US Dollar Forecast: Strengthens on CPI Expectations and Renewed China Trade Risks


Meanwhile, the euro remained subdued at $1.1609, while sterling stabilized at $1.335 after recovering from losses on softer UK inflation data that increased expectations for a Bank of England rate cut.

At 15:30 GMT, DXY is trading 99.008, up 0.127 or +0.13%.

CPI Report in Focus as Fed Eyes Labor Market Over Inflation

Markets are looking to Friday’s rescheduled CPI data for clues on US economic momentum.

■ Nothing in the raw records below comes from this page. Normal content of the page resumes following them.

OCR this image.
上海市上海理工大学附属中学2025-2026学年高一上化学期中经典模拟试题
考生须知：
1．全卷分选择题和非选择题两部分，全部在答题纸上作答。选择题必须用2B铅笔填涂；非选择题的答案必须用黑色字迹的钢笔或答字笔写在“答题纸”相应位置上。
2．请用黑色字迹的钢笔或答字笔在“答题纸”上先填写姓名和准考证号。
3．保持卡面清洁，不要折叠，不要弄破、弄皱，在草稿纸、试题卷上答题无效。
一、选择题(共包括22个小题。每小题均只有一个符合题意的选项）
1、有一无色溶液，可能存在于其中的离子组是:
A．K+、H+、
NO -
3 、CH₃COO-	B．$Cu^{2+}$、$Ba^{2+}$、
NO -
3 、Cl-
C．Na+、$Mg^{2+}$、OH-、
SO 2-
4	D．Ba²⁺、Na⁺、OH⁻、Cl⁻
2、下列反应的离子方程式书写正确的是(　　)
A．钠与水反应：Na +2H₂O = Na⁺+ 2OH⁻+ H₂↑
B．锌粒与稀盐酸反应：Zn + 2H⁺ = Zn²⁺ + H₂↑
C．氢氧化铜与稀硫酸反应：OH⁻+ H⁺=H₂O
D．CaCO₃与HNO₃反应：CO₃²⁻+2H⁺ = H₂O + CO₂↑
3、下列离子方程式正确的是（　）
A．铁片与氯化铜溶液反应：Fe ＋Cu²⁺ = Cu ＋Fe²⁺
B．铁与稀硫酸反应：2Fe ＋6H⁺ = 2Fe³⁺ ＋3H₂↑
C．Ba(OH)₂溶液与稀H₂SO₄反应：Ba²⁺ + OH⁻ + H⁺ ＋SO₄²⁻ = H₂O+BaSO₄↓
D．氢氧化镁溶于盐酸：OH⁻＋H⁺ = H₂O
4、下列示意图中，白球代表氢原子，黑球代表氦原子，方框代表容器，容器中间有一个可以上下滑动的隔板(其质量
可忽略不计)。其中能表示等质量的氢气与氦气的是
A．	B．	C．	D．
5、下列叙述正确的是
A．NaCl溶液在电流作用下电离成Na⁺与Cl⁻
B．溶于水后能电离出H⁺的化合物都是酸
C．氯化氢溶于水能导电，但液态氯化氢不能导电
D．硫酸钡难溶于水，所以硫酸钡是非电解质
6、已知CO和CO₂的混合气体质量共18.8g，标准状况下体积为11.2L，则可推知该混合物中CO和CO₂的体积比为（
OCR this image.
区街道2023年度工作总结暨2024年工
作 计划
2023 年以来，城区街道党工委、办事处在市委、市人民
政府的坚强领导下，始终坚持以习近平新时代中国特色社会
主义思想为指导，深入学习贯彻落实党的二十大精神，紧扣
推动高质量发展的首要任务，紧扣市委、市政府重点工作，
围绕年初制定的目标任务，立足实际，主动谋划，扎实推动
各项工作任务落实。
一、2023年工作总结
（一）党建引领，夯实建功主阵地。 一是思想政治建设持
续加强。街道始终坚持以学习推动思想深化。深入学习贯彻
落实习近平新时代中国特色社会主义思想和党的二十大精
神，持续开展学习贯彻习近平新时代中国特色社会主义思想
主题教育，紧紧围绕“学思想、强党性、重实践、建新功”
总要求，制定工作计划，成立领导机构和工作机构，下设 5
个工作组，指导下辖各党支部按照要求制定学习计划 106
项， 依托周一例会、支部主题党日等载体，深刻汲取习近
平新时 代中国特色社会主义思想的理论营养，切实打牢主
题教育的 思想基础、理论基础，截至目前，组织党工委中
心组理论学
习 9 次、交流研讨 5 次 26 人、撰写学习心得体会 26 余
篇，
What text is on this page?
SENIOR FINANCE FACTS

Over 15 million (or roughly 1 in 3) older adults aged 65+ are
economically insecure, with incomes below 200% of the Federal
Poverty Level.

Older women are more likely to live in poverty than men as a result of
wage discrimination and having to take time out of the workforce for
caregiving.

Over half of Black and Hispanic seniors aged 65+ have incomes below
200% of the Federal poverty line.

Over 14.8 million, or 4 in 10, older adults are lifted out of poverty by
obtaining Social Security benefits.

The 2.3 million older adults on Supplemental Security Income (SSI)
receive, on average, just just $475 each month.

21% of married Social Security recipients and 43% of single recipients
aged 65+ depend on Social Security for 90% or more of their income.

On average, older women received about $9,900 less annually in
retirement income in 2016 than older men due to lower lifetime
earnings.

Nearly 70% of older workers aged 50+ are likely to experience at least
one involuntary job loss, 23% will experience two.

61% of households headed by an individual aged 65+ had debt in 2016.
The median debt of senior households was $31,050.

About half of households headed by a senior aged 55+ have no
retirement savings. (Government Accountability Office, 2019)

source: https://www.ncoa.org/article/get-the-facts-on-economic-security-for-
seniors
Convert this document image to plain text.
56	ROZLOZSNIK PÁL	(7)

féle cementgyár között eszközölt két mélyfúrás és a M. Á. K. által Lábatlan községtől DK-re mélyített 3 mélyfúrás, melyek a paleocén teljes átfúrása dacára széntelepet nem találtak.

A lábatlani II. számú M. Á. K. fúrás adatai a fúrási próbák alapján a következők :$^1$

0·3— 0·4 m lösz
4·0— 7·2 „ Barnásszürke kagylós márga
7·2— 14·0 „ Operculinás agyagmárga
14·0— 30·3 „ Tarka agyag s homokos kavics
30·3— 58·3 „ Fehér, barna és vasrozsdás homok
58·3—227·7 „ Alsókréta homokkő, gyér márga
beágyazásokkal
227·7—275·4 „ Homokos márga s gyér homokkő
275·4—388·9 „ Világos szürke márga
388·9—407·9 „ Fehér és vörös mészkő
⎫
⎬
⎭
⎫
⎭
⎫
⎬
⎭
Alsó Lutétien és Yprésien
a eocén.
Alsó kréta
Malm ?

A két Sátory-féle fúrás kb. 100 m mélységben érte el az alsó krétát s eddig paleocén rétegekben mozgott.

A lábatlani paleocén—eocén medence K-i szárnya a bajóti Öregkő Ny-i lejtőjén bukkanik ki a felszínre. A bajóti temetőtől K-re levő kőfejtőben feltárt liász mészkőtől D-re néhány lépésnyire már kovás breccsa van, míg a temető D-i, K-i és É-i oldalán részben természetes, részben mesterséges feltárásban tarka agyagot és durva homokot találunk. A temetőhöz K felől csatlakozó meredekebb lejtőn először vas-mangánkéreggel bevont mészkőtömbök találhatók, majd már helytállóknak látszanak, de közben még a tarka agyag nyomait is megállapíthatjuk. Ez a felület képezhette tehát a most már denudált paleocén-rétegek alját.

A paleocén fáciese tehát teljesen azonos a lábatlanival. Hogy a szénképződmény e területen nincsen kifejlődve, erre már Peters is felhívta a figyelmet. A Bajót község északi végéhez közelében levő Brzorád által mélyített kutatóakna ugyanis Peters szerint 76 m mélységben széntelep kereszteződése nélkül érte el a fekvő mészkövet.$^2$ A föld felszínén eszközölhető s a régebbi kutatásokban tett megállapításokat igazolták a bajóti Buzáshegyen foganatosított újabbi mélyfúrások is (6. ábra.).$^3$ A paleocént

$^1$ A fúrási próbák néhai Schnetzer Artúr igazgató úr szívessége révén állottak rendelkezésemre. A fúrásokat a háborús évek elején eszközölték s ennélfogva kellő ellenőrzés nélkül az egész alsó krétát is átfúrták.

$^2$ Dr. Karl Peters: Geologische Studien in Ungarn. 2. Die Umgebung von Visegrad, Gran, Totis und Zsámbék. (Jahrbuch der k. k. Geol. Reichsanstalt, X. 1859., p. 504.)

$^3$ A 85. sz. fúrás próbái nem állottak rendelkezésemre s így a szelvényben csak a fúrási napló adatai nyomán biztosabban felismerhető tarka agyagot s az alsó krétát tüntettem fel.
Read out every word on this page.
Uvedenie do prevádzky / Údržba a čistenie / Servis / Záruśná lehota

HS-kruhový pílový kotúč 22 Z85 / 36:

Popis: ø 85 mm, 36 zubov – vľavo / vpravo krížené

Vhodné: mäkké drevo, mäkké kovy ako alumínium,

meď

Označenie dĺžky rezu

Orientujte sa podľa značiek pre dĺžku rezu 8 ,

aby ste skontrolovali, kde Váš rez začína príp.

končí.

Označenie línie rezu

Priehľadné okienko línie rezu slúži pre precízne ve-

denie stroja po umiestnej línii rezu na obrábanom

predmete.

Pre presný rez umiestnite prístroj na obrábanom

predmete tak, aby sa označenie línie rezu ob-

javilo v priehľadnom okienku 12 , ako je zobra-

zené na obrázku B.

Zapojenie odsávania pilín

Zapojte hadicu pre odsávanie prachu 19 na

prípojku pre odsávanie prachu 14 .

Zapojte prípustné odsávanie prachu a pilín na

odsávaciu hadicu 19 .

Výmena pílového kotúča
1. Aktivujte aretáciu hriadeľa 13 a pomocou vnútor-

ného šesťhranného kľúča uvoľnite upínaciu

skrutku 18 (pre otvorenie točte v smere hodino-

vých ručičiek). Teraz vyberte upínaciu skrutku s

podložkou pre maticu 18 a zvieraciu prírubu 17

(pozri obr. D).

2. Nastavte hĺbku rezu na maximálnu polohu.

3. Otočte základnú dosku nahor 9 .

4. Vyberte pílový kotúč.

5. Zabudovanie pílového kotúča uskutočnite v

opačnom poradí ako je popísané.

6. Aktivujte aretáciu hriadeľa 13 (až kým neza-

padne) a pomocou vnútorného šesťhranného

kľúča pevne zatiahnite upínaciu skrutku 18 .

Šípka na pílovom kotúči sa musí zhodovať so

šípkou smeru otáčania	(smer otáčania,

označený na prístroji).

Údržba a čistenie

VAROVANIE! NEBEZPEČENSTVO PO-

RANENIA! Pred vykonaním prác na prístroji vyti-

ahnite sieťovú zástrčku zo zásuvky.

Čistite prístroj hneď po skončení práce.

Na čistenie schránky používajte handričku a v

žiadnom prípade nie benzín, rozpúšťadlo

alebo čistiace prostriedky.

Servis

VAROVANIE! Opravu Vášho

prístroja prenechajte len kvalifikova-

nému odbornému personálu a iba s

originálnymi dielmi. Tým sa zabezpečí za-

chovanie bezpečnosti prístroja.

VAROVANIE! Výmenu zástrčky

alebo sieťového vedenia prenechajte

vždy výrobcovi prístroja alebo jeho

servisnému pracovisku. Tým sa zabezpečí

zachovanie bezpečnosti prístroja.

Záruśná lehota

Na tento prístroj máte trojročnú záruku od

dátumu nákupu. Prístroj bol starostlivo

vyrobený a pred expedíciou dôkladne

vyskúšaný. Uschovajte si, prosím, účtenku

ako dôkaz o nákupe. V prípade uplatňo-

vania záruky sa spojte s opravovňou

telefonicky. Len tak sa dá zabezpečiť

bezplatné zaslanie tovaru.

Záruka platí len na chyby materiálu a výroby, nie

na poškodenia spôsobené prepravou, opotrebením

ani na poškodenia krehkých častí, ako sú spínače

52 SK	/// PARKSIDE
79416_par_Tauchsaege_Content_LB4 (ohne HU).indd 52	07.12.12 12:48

The report—delayed due to the government shutdown—will inform Social Security cost-of-living adjustments and could influence short-term sentiment even though the Federal Reserve has shifted its focus toward labor market health.

Economists expect headline CPI to rise 0.4% month over month in September, with core CPI projected at 0.3%. Year-over-year, both metrics are forecast at 3.1%. Analysts attribute ongoing inflationary pressure to tariff-driven goods pricing, particularly in apparel and furnishings. However, falling mortgage rates are seen as a moderating force, likely easing shelter costs and dampening overall inflation.

Trade Frictions Reignite, Treasury Yields Tick Higher

US Treasury yields rose modestly as the market digested comments from Treasury Secretary Scott Bessent, who confirmed potential export restrictions on US software to China. The 10-year yield climbed to 3.995%, while the 2-year and 30-year yields also posted gains.

President Trump announced a scheduled meeting with Chinese President Xi Jinping, fueling speculation around possible retaliatory measures after Beijing’s rare-earth restrictions. Any escalation could weigh on risk appetite and reinforce safe haven demand for the dollar.